The immediate answer wasn’t obvious (ok, it probably would have been to someone deeply steeped in the technology, which was not us), and there was some follow-on conversation to sort it through. I came up with some mitigation strategies, but, on further reflection – pun intended – I concluded that, at least for this application and one possible interference scenario, it’s probably not a practical issue. But there may well be other mitigation approaches in play as well.
I did some internet sleuthing briefly to see if the answer was out there. The question certainly was, but all the answers I saw posted were speculative – and heck, I can do that. So this looks like a topic that deserves some attention on its own; I’ll look into it for a possible future discussion.
All of this said, there are other ways of handling lidar-like applications. Only we’ll save that for yet another future story (yes, I’m a tease), since it involves a very different type of system.
More info:
What do you think of MicroVision’s and Velodyne’s smaller lidar?
Serial beam scanning for a 2-1/2 D image with these works pretty good for large objects that can even be pretty distant … like mapping the spaces with buildings, bridges, trees, walls, fences, cars, curbs, etc. Especially when the vehicle isn’t moving.
The pixel resolution however is very poor, and doesn’t significantly aid in detecting small objects (small children for example) out at the stopping distance range the guidance system needs.

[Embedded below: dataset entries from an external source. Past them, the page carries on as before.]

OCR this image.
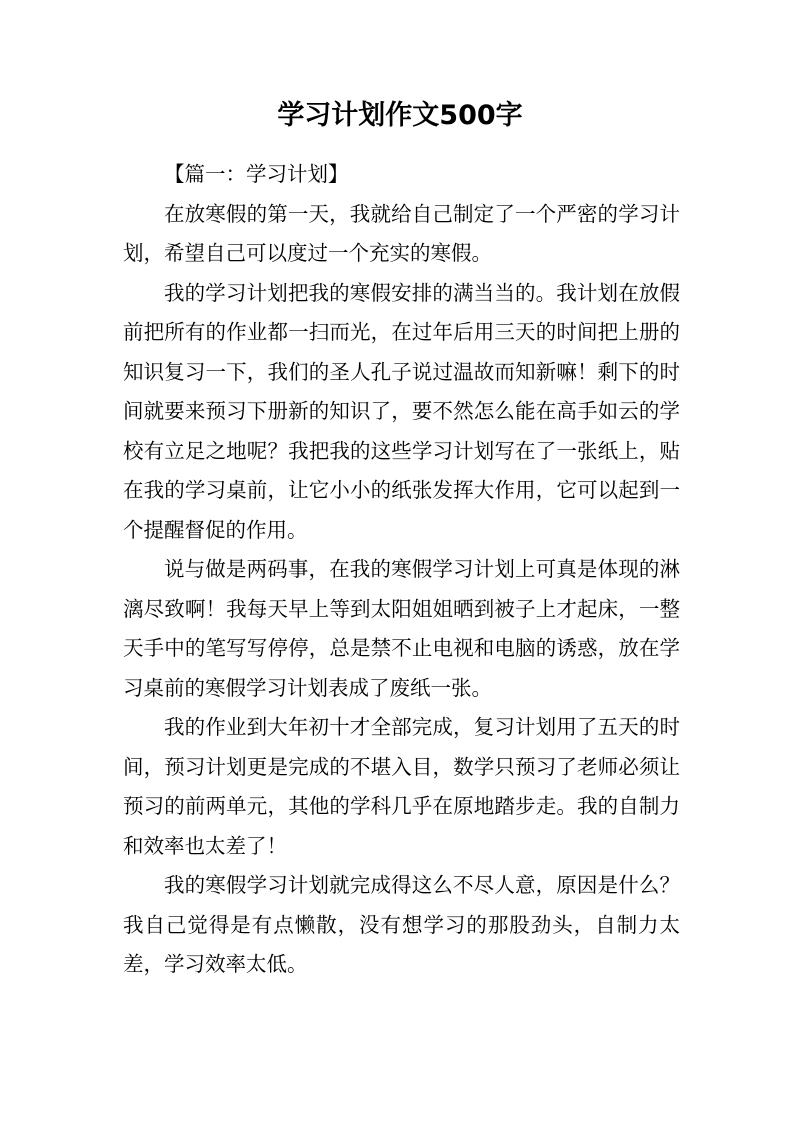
学习计划作文500字

【篇一：学习计划】

在放寒假的第一天，我就给自己制定了一个严密的学习计划，希望自己可以度过一个充实的寒假。

我的学习计划把我的寒假安排的满当当的。我计划在放假前把所有的作业都一扫而光，在过年后用三天的时间把上册的知识复习一下，我们的圣人孔子说过温故而知新嘛！剩下的时间就要来预习下册新的知识了，要不然怎么能在高手如云的学校有立足之地呢？我把我的这些学习计划写在了一张纸上，贴在我的学习桌前，让它小小的纸张发挥大作用，它可以起到一个提醒督促的作用。

说与做是两码事，在我的寒假学习计划上可真是体现的淋漓尽致啊！我每天早上等到太阳姐姐晒到被子上才起床，一整天手中的笔写写停停，总是禁不止电视和电脑的诱惑，放在学习桌前的寒假学习计划表成了废纸一张。

我的作业到大年初十才全部完成，复习计划用了五天的时间，预习计划更是完成的不堪入目，数学只预习了老师必须让预习的前两单元，其他的学科几乎在原地踏步走。我的自制力和效率也太差了！

我的寒假学习计划就完成得这么不尽人意，原因是什么？我自己觉得是有点懒散，没有想学习的那股劲头，自制力太差，学习效率太低。
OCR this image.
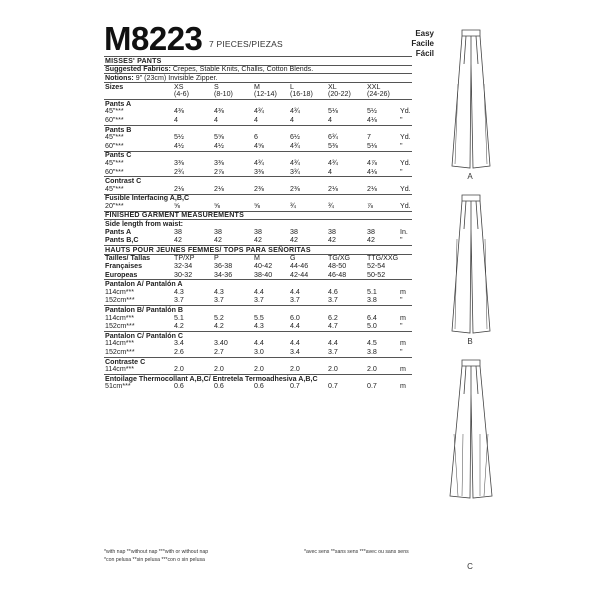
M8223 7 PIECES/PIEZAS
Easy
Facile
Fácil
MISSES' PANTS
Suggested Fabrics: Crepes, Stable Knits, Challis, Cotton Blends.
Notions: 9" (23cm) Invisible Zipper.
Sizes	XS	S	M	L	XL	XXL
(4-6)	(8-10)	(12-14) (16-18) (20-22) (24-26)
Pants A
45"***	4⅜	4⅜	4¾	4¾	5⅛	5½	Yd.
60"***	4	4	4	4	4	4⅛	"
Pants B
45"***	5½	5⅝	6	6½	6¾	7	Yd.
60"***	4½	4½	4⅝	4¾	5⅜	5⅛	"
Pants C
45"***	3⅜	3⅜	4¾	4¾	4¾	4⅞	Yd.
60"***	2¾	2⅞	3⅜	3¾	4	4⅛	"
Contrast C
45"***	2⅛	2⅛	2⅜	2⅜	2⅛	2⅛	Yd.
Fusible Interfacing A,B,C
20"***	⅝	⅝	⅝	¾	¾	⅞	Yd.
FINISHED GARMENT MEASUREMENTS
Side length from waist:
Pants A	38	38	38	38	38	38	In.
Pants B,C	42	42	42	42	42	42	"
HAUTS POUR JEUNES FEMMES/ TOPS PARA SEÑORITAS
Tailles/ Tallas	TP/XP	P	M	G	TG/XG TTG/XXG
Françaises	32-34	36-38	40-42	44-46	48-50	52-54
Europeas	30-32	34-36	38-40	42-44	46-48	50-52
Pantalon A/ Pantalón A
114cm***	4.3	4.3	4.4	4.4	4.6	5.1	m
152cm***	3.7	3.7	3.7	3.7	3.7	3.8	"
Pantalon B/ Pantalón B
114cm***	5.1	5.2	5.5	6.0	6.2	6.4	m
152cm***	4.2	4.2	4.3	4.4	4.7	5.0	"
Pantalon C/ Pantalón C
114cm***	3.4	3.40	4.4	4.4	4.4	4.5	m
152cm***	2.6	2.7	3.0	3.4	3.7	3.8	"
Contraste C
114cm***	2.0	2.0	2.0	2.0	2.0	2.0	m
Entoilage Thermocollant A,B,C/ Entretela Termoadhesiva A,B,C
51cm***	0.6	0.6	0.6	0.7	0.7	0.7	m
*with nap **without nap ***with or without nap
*con pelusa **sin pelusa ***con o sin pelusa
*avec sens **sans sens ***avec ou sans sens
A
B
C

That get’s worse when the vehicle is moving (actually 6 axis bouncing around with road induced motion) so that scan lines are not well defined in the mapped image space. This effectively cuts the already poor resolution. Slowing the scan rate, just makes the motion induced jitter worse, rather than actually improving resolution.
it’s much easier to dynamically stabilize frame at a time capture devices – at least all the pixels mapped from the target image then have a fixed relationship based on the sensor geometry and known lens distortions.
Otherwise the LIDAR unit needs some significant physical stabilization … at least 3 axis, if not 6 axis to isolate vehicle motion from the sensor, for at least 3-5 frames in order to recognize small objects.
How many pixels are required to identify a child at wet/icy pavement stopping distance at 45mph? Does the sensor exceed that? Does the sensor have at least human eye pixel resolution?
Motion blur is easily eliminated with Microvision scanning tech. You might want to study the technicals before showing such doubt.
Whatever capabilities you might expect from a person will be exceeded by the machine. Human eye resolution has nothing to do with it especially since we are talking 360 degrees viewing. What human eye does that?
I bet you had a hard time buying your 1st computer.
“How do you distinguish your own lidar backsplash from the light (direct or reflected) from someone else’s laser – or even other lasers on your own car?”
Direct-Sequence Optical Code Division Multiple Access (DS-OCDMA). Google it.